Establishment Labs Holdings (NASDAQ:ESTA) is quite indebted


Some say volatility, rather than debt, is the best way to think about risk as an investor, but Warren Buffett said “volatility is far from synonymous with risk.” When we think of a company’s risk, we always like to look at its use of debt, because over-indebtedness can lead to ruin. Like many other companies Establishment Labs Holdings Inc. (NASDAQ:ESTA) uses debt. But the more important question is: what risk does this debt create?

Why is debt risky?

Debt is a tool to help businesses grow, but if a business is unable to repay its lenders, it exists at their mercy. If things go really bad, lenders can take over the business. However, a more usual (but still expensive) situation is when a company has to dilute shareholders at a cheap share price just to keep debt under control. That said, the most common situation is when a company manages its debt reasonably well – and to its own benefit. When we look at debt levels, we first consider cash and debt levels, together.

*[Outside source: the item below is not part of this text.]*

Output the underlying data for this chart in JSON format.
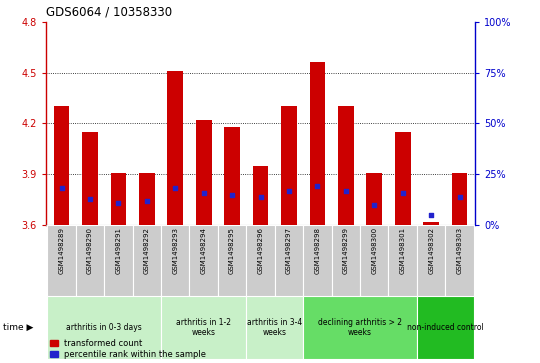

See our latest analysis for Establishment Labs Holdings

How much debt does Establishment Labs Holdings have?

The image below, which you can click on for more details, shows that in June 2022, Establishment Labs Holdings had $145.5 million in debt, up from $50.8 million in one year. However, he also had $91.3 million in cash, so his net debt is $54.2 million.

NasdaqCM: ESTA Debt to Equity History September 4, 2022

How healthy is Establishment Labs Holdings’ balance sheet?

According to the last published balance sheet, Establishment Labs Holdings had liabilities of $34.8 million due within 12 months and liabilities of $149.3 million due beyond 12 months. In return, it had $91.3 million in cash and $32.0 million in receivables due within 12 months. Thus, its liabilities total $60.8 million more than the combination of its cash and short-term receivables.

Given that Establishment Labs Holdings has a market capitalization of US$1.49 billion, it’s hard to believe that these liabilities pose much of a threat. However, we think it’s worth keeping an eye on the strength of its balance sheet, as it can change over time. There is no doubt that we learn the most about debt from the balance sheet. But ultimately, the company’s future profitability will decide whether Establishment Labs Holdings can strengthen its balance sheet over time. So if you are focused on the future, you can check out this free report showing analyst earnings forecast.

Last year, Establishment Labs Holdings was not profitable in terms of EBIT, but managed to increase its revenue by 29%, to $144 million. With a little luck, the company will be able to progress towards profitability.

Caveat Emptor

While we can certainly appreciate Establishment Labs Holdings’ revenue growth, its earnings before interest and tax (EBIT) loss is less than ideal. To be precise, the EBIT loss amounted to 34 million US dollars. Considering that alongside the liabilities mentioned above, this doesn’t give us much confidence that the company should use so much debt. So we think its balance sheet is a little stretched, but not beyond repair. Another reason for caution is that it has lost $61 million in negative free cash flow over the past twelve months. So, to be frank, we think it’s risky. There is no doubt that we learn the most about debt from the balance sheet. However, not all investment risks reside on the balance sheet, far from it. For example, we have identified 2 warning signs for the Labs Holdings Establishment of which you should be aware.

If you are interested in investing in companies that can generate profits without the burden of debt, then check out this free list of growing companies that have net cash on the balance sheet.

This Simply Wall St article is general in nature. We provide commentary based on historical data and analyst forecasts only using unbiased methodology and our articles are not intended to be financial advice. It is not a recommendation to buy or sell stocks and does not take into account your objectives or financial situation. Our goal is to bring you targeted long-term analysis based on fundamental data. Note that our analysis may not take into account the latest announcements from price-sensitive companies or qualitative materials. Simply Wall St has no position in the stocks mentioned.